An important aspect of this determination is whether for constitutional purposes the federal agents can be said to be acting under the “color of state law.” The assessment of the agency issue necessarily requires an examination of the entire relationship between the two sets of government actors no matter how obvious or obscure, plain or subtle, brief or prolonged their interactions may be. The reasons and the motives for making any search must be examined as well as the actions taken by the respective officers and the process used to find, select, and seize the evidence....
Differing relationships and interactions may suffice to establish agency. Thus, antecedent mutual planning, joint operations, cooperative investigations, or mutual assistance between federal and state officers may sufficiently establish agency and serve to bring the conduct of the federal agents under the color of state law. On the other hand, mere contact, awareness of ongoing investigations, or the exchange of information may not transmute the relationship into one of agency.

Mollica at 1329 (citations omitted).

In Dillon, the factual record was sufficient to permit the conclusion that federal agents in Florida were acting wholly independently when they secured a warrant for Dillon’s lock box and seized evidence later *312introduced at his trial in Tennessee. We therefore held that the validity of the warrant was appropriately tested by the federal constitutional standard of Gates v. Illinois, rather than the narrower state constitutional standard of Jacumin. In this case, the question is one of procedural rules, rather than constitutional authority, although the time limitation placed on the execution of search warrants is clearly rooted in a concern for the continued existence of probable cause to support the warrant and thus has constitutional underpinnings.
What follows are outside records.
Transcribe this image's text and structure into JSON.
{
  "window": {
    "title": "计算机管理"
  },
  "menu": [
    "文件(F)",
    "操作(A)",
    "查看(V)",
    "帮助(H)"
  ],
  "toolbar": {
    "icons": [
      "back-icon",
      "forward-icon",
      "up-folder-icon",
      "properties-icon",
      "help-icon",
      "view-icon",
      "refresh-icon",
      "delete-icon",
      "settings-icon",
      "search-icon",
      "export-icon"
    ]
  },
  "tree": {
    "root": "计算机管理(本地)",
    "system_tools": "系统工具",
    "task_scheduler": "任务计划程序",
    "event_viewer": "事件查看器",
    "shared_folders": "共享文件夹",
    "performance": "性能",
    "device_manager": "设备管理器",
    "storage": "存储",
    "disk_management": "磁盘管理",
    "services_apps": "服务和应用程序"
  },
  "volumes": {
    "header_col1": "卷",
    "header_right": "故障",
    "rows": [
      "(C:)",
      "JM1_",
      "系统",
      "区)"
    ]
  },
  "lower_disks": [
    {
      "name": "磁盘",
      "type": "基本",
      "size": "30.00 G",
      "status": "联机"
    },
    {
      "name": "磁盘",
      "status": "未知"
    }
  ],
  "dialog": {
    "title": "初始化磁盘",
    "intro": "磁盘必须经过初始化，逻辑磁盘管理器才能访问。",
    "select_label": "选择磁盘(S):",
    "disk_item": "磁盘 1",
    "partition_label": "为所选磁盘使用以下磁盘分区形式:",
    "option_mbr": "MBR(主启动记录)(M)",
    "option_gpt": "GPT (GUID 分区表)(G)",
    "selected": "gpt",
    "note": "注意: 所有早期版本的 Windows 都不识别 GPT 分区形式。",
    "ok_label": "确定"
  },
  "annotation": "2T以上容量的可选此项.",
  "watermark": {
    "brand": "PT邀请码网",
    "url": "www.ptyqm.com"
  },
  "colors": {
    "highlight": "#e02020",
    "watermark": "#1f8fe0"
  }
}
The precise question is whether state or federal law should be applied to determine the validity of a warrant issued by a federal magistrate that was executed one day too late under state law, but one day before it expired by its own terms and within the ten-day limit set by federal law. The answer to this question does not turn, as a matter of law, on the forum in which the evidence is proffered. Instead, it turns, as a factual matter, on the relationship between the federal and state officers involved in this case and whether those officers were acting under “color of state law.”

Such a determination cannot be made on the basis of the record now before us. Although it reveals that the search warrant was secured by a federal officer (Bartley H. McEntire, a special agent with the federal Bureau of Alcohol, Tobacco and Firearms), the record does not indicate who actually executed the warrant and under what circumstances. Moreover, the indictment lists three state officers as witnesses (J.R. Setliff, S. Chambers, and P. Drewery of “metro narcotics”), but the record does not show what participation, if any, they had in the investigation, what role they played in securing and executing the warrant, or what relationship they had to ATF Agent McEntire.

It follows that this case must be remanded to the trial court for an eviden-tiary hearing to determine the facts surrounding the search and seizure that resulted in the defendant’s arrest and indictment. The trial court’s determination of the validity of the warrant as a basis for prosecution will be guided by the standards set out in this opinion. If the warrant was secured and executed by federal agents acting “wholly independently” of state officers, then the ten-day federal limitation is applicable, the validity of the warrant must be sustained, and the case may proceed to trial. If, on the other hand, federal agents were acting in conjunction with state officers, or if there is other evidence of “intergovernmental agency,” the five-day state limitation applies, the order granting suppression must stand, and the indictment will be subject to dismissal on the merits.

The case is remanded to the trial court for further proceedings consistent with this opinion.

REID, C.J., and DROWOTA, O’BRIEN and ANDERSON, JJ., concur.